Sunday, June 16, 2013

"Tell me, teacher." by Sarah Hayes

Today's gospel has so many beautiful lessons for us.  Lessons about forgiveness, humility, judgment, gratitude, and grace.  Yet as the gospel was read in mass, something new jumped out at me.  It was this little exchange between Jesus and Simon:

Jesus:               "Simon, I have something to say to you."
Simon:             "Tell me, teacher."

"Simon, I have something to say to you."  I can't help but wonder what Simon's interior dialogue was after that statement.  Often when someone says to me, "Sarah, I need to talk to you" my stomach flips a bit and my mind races as I think to myself, "Uh oh, what's wrong? What did I do?

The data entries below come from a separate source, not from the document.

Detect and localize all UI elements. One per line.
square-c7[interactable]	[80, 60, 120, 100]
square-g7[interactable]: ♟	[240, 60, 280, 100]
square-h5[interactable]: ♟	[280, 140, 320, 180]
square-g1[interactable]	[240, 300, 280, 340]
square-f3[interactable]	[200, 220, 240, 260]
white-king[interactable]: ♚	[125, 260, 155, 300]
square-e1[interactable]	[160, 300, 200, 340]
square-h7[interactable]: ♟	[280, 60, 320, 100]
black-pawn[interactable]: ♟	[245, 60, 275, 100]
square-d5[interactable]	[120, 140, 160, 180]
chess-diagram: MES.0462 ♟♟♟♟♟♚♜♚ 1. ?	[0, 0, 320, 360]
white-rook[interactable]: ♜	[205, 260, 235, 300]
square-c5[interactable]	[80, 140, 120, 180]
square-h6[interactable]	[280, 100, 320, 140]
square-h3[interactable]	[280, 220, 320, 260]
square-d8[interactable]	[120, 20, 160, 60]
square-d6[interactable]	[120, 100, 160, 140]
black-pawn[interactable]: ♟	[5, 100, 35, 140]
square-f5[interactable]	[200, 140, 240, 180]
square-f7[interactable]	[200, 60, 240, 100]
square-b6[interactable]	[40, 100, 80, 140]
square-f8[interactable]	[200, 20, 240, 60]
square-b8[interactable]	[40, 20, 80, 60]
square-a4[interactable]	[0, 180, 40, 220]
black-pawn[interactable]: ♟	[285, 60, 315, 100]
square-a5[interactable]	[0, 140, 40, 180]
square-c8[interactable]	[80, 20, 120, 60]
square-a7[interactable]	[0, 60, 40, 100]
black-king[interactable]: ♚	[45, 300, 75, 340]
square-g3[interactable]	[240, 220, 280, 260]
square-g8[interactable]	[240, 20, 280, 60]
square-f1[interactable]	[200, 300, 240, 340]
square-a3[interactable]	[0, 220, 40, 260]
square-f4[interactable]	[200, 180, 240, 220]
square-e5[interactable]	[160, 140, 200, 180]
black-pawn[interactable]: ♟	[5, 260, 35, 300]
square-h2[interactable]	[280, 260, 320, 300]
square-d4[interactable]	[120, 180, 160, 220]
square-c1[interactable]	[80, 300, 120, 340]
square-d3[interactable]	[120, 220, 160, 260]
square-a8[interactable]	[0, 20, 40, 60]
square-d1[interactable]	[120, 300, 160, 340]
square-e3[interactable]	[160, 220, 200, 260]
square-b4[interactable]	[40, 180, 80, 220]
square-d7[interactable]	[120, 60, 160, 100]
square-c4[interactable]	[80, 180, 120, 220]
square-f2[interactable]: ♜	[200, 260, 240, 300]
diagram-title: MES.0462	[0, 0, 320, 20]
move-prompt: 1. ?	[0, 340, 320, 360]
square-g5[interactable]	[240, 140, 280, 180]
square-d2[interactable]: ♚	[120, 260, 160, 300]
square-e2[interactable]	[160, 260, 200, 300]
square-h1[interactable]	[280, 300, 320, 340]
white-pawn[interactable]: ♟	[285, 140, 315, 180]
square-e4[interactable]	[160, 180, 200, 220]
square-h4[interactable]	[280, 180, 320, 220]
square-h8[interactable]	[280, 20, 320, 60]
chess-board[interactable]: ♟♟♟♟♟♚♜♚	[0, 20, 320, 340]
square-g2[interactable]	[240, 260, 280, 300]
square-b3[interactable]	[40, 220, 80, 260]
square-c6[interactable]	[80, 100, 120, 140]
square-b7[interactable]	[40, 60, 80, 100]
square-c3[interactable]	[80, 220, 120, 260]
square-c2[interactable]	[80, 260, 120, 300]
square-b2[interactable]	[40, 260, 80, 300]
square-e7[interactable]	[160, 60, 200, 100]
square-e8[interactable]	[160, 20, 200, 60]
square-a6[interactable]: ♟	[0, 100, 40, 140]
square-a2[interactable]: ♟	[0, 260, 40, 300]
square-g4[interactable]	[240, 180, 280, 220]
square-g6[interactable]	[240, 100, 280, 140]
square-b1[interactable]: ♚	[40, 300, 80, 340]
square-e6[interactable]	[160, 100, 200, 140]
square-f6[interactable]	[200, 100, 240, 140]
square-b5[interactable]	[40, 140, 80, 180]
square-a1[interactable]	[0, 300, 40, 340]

What is coming next?" 
Tonight I heard these words differently though.  "Simon, I have something to say to you."  As if Jesus was saying "Simon, this is important, please hear me." Or, "Simon, I love you, please let these words sink in and change you."  Or, "Simon, you're ready to learn this important lesson, so listen closely." 

As I sat in mass (and in the hours that followed) I couldn't help but wonder how many times God has said to me, "Sarah, I have something to say to you" . . . and I  have missed it. 

The times he has wanted to teach me some specific lesson (like Simon) but I was preoccupied with some other specific thing I was seeking an answer to.  The times he has wanted to simply say to me, "Sarah, I love you" but my mind was clouded with negativity and his voice drowned out by the words of shame, fear, and self-disappointment.  The times he has wanted to say to me, "Sarah, everything will be okay" but I was too busy to pray because . . . I was trying to make everything okay on my own. 

The times he has wanted to say to me something entirely new - about himself, about the way he created me, about my future, about our future (God and I) - and I've been looking back on old things.  The times he has wanted to point out to me something beautiful and I looked too long at the broken or the ugly.
"I have something to say to you."  He says this to each of us in prayer.  Yet so often we go to him, "Lord, I have something to say to you."  We go with a list of requests or desperate pleas.  We go to unload our weary restless minds, to get out what we have to say.  Of course neither of those are bad.  God wants to hear what we have to say and he can certainly handle whatever we unload.  But lets not miss the opportunity to hear what he desires to tell us. 

Simon didn't miss the opportunity.  "Tell me, teacher."  Sure, Simon jumped the gun and judged the woman who washed and kissed Jesus' feet.  But I can't help but see sincerity in his response, "Tell me, teacher."  He refers to Jesus as "teacher", aware Jesus has something to teach.  Perhaps also aware he himself has something to learn. 

In those words of Simon, I catch no hint of sarcasm or eye-rolling (as I might have, if they were my exasperated response, "Tell me, teacher.  What do you have to say?!").  I hear sincerity, openness, a willingness to listen, a genuine desire to learn from the teacher. 

I think in the upcoming days of this ordinary time, I will approach my prayer in an out of the ordinary way.  I'll first take time to hear the Lord say, "Sarah, I have something to say to you."  And I'll answer, "Tell me, teacher."